Multimodal Fusion of EMG and Vision for Human Grasp Intent Inference in Prosthetic Hand Control

Mehrshad Zandigohar,Mo Han,Mohammadreza Sharif,Sezen Yagmur Gunay,Mariusz P. Furmanek,Mathew Yarossi,Paolo Bonato,Cagdas Onal,Taskin Padir,Deniz Erdogmus,Gunar Schirner

from arxiv, This work has been submitted to Frontiers for possible publication

Objective: For lower arm amputees, robotic prosthetic hands promise to regain the capability to perform daily living activities. Current control methods based on physiological signals such as electromyography (EMG) are prone to yielding poor inference outcomes due to motion artifacts, muscle fatigue, and many more. Vision sensors are a major source of information about the environment state and can play a vital role in inferring feasible and intended gestures. However, visual evidence is also susceptible to its own artifacts, most often due to object occlusion, lighting changes, etc. Multimodal evidence fusion using physiological and vision sensor measurements is a natural approach due to the complementary strengths of these modalities. Methods: In this paper, we present a Bayesian evidence fusion framework for grasp intent inference using eye-view video, eye-gaze, and EMG from the forearm processed by neural network models. We analyze individual and fused performance as a function of time as the hand approaches the object to grasp it. For this purpose, we have also developed novel data processing and augmentation techniques to train neural network components. Results: Our results indicate that, on average, fusion improves the instantaneous upcoming grasp type classification accuracy while in the reaching phase by 13.66% and 14.8%, relative to EMG and visual evidence individually, resulting in an overall fusion accuracy of 95.3%. Conclusion: Our experimental data analyses demonstrate that EMG and visual evidence show complementary strengths, and as a consequence, fusion of multimodal evidence can outperform each individual evidence modality at any given time.

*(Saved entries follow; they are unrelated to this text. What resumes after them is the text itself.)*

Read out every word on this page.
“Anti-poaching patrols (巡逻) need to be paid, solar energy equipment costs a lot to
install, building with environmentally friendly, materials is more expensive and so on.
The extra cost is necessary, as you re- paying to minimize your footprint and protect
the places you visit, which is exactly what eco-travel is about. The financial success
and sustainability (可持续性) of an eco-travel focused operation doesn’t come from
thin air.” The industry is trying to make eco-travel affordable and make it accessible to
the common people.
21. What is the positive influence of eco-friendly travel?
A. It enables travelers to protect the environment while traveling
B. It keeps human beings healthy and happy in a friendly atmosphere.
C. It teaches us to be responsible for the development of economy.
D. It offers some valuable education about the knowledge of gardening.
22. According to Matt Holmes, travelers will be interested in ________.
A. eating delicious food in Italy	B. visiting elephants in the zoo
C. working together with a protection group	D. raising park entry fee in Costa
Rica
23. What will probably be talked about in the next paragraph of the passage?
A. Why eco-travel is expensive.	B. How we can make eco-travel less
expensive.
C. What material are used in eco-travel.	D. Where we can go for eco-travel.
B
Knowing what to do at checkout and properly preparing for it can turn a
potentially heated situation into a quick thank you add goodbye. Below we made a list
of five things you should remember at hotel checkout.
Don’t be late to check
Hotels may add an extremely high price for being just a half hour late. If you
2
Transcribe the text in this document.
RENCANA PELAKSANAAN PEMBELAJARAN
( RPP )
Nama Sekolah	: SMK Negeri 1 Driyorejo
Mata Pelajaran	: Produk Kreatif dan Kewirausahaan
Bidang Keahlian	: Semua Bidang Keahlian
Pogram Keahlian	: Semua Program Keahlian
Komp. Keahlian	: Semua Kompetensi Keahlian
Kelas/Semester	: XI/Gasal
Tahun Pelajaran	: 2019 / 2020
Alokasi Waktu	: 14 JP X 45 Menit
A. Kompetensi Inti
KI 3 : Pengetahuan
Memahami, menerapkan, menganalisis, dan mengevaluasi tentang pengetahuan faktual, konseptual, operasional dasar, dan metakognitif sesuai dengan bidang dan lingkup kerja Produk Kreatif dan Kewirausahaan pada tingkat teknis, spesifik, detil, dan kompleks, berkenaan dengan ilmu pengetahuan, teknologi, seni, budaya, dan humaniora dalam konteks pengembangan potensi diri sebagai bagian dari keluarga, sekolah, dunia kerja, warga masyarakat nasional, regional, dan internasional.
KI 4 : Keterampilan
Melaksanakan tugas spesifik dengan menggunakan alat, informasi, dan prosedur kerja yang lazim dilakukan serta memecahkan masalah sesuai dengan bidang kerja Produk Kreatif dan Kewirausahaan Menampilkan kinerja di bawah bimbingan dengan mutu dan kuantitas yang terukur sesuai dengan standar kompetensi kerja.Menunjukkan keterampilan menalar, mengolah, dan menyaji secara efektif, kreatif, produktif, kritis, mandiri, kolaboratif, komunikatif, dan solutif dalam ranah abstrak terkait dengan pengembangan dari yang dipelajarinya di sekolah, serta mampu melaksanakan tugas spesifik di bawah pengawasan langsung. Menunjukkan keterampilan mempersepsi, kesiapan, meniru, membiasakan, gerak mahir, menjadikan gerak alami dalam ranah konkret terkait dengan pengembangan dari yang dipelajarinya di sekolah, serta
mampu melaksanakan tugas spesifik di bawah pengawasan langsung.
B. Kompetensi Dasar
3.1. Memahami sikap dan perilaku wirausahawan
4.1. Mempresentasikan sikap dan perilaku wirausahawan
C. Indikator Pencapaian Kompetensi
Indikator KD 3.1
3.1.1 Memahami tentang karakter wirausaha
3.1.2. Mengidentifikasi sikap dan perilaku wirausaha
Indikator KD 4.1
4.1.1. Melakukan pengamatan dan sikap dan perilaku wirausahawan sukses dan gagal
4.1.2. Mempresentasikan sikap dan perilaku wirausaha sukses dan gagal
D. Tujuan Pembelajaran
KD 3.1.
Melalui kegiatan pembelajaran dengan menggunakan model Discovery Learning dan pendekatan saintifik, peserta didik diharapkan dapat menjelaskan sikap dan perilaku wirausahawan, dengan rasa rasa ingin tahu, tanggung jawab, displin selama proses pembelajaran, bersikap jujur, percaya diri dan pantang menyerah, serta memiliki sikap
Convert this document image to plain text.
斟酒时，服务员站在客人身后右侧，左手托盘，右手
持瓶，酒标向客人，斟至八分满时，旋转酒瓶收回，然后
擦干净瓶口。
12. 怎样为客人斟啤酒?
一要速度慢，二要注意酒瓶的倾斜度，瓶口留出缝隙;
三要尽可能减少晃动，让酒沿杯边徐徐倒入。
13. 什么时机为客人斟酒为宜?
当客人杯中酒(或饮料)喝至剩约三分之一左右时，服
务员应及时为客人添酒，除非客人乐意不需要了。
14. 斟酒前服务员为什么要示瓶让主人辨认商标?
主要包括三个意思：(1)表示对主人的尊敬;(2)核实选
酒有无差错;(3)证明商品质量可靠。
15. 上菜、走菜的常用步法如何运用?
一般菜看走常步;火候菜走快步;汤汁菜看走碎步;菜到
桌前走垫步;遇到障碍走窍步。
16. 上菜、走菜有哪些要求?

翻译：摘要：目的：对于前臂截肢者而言，机器人假肢手有望恢复其日常生活活动能力。当前基于肌电信号等生理信号的控制方法易因运动伪影、肌肉疲劳等因素导致推断效果不佳。视觉传感器是获取环境状态信息的主要来源，在推断可行且预期的姿态方面可发挥关键作用。然而，视觉证据同样受自身伪影影响，最常见的是物体遮挡、光照变化等。利用生理信号与视觉传感器测量的多模态证据融合，因两种模态具有互补优势而成为自然的方法。方法：本文提出一种基于贝叶斯证据融合框架，利用经神经网络模型处理的眼视角视频、眼动注视及前臂肌电信号进行抓取意图推断。我们分析了手部接近抓取物体过程中，各模态独立性能及融合性能随时间变化的规律。为此，我们还开发了新型数据处理与增强技术以训练神经网络组件。结果：结果表明，在到达阶段，融合方法对即时抓取类型分类精度较纯肌电和纯视觉证据平均提升13.66%和14.8%，融合分类精度达95.3%。结论：实验数据分析表明，肌电与视觉证据呈现互补优势，因此多模态证据融合在任何时刻均优于各单一证据模态。